Motherhood is beautiful, but a taxing job. As women grow older, society tends to ask when they’ll have a baby and the pressure strengthens. There is a growing realization women do not need to have children, but a lot of people still feel the pressure. 

After four years without new music, the indie rock band is now working on their fifth album. They released “King,” the album’s first single, February 23. 

“As an artist, I never actually thought about my gender that much. I just got on with it,” Welch said. “But now, thinking about being a woman in my 30s and the future, I suddenly feel this tearing of my identity and my desires—that to be a performer, but also to want a family, might not be as simple for me as it is for my male counterparts.” 

Related: [Folk singer, songwriter Todd Snider to play at the Buskirk-Chumley Theater on March 9]

Women have historically been held to standards men could never understand. They’ve been told to be pretty while doing all the housework, while raising children and while being the perfect wife. Being held to almost impossible standards some women do not want to conform to has led to generations of forced or pressured pain. Welch belts out lyrics declaring that she is not a mother, nor a bride. Instead, she’s a king. 

A woman of many roles, she sings of the difficulty she now has while creating her artwork. 

“The very thing you’re best at is the thing that hurts the most / But you need your rotten heart, your dazzling pain like diamond rings,” Welch sings. 

Welch, in her 30s, began to feel higher pressures of being a woman. She sang about her golden crown of sorrow and empty halls that echoed with self mythology. 

Welch sang about her artwork becoming painful and the creative process harming her. Her lyrics about going to war in order to have material to sing reflects the pain of women: motherhood and marriage. Her artwork becomes an outcome of hardship. 

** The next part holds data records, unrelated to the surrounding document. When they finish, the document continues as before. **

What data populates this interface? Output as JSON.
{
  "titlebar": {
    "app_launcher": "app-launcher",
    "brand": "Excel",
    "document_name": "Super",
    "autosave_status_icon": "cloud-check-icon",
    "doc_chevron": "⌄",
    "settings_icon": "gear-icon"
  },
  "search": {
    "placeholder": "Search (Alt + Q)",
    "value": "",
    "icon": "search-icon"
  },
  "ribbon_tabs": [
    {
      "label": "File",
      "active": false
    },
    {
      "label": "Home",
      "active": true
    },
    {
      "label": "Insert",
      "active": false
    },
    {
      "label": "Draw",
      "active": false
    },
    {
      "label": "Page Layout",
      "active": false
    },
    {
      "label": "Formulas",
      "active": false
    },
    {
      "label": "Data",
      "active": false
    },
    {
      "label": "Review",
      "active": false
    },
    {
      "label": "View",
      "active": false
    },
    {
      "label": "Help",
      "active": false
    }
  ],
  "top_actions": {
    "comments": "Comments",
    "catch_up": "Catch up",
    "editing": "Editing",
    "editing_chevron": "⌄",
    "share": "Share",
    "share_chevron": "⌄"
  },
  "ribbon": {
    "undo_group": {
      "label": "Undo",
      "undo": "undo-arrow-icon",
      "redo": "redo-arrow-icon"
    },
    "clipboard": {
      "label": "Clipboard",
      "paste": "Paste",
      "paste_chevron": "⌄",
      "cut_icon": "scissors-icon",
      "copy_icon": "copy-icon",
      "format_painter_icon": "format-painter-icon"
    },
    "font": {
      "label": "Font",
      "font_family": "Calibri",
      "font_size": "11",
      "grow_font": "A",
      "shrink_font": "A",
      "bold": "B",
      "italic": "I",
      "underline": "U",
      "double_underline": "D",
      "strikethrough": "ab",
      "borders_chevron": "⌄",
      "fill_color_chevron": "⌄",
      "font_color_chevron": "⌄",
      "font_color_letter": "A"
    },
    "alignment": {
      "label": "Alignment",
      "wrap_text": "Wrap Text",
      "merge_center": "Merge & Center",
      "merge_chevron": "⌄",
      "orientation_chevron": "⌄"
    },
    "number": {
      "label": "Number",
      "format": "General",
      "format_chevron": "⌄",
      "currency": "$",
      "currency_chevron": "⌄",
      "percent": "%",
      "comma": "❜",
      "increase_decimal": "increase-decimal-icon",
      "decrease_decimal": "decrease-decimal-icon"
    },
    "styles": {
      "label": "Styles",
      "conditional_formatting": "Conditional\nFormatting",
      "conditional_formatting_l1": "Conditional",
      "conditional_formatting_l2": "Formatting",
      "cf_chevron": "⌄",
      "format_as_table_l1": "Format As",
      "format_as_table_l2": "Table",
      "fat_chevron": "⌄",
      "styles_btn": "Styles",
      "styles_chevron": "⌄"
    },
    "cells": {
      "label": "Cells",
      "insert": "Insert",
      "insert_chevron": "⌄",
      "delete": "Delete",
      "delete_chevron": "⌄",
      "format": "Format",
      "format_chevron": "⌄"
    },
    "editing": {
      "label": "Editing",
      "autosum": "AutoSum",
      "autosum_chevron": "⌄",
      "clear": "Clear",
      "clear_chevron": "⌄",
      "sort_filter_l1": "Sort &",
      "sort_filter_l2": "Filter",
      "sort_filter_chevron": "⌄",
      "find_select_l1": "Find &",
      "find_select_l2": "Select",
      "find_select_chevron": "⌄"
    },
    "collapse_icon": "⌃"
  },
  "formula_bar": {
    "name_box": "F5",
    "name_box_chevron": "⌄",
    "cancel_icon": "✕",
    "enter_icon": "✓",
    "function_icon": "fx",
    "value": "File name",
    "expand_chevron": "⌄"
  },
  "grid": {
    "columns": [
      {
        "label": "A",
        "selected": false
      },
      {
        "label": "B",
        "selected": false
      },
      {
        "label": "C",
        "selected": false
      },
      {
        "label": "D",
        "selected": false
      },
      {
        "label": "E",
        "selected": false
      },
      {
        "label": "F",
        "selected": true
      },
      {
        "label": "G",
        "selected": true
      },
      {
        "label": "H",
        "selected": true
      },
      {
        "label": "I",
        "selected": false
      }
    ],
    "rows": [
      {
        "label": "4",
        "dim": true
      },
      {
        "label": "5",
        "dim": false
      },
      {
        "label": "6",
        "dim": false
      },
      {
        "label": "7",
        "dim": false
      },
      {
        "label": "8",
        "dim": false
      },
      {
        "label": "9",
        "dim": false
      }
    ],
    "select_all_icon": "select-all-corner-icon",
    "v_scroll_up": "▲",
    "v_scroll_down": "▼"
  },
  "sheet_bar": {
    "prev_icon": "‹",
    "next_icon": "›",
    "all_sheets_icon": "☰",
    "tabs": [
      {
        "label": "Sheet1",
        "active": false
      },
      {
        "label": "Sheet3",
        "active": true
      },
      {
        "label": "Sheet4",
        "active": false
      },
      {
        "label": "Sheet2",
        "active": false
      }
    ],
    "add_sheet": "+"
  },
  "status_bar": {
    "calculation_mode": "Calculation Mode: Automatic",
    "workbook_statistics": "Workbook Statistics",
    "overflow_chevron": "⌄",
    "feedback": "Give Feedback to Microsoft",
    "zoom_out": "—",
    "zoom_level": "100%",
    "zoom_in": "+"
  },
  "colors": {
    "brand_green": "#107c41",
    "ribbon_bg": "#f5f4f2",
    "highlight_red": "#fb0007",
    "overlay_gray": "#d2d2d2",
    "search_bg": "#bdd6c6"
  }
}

The song is a reference to the sacrifices women make for their art. Having to feel pain in order to create, Welch sings about needing to go to war. 

Related: [Indie rock trio Sunflower Bean to perform March 10 at The Bishop Bar]

In “King,” Welch refers to women as changelings. She sings about the strange claws of a killer coming from within her. This refers to her inner self challenging her creative side by degrading her self worth and forcing other issues into her life. 

“I had modeled myself almost exclusively on male performers, and for the first time, I felt a wall come down between me and my idols as I have to make decisions they did not,” Welch said.

Unlike men, women have to balance more aspects of life in order to sustain a career along with motherhood. This can be traced back to the beginning of the song where Welch sings of an argument about whether to have children. 

Pressure against women has been built over centuries, and Welch is declaring herself king while struggling with the constant pulls of her career along with the rest of her life. By the end of the music video, Welch ascends above the men around her. She is the king.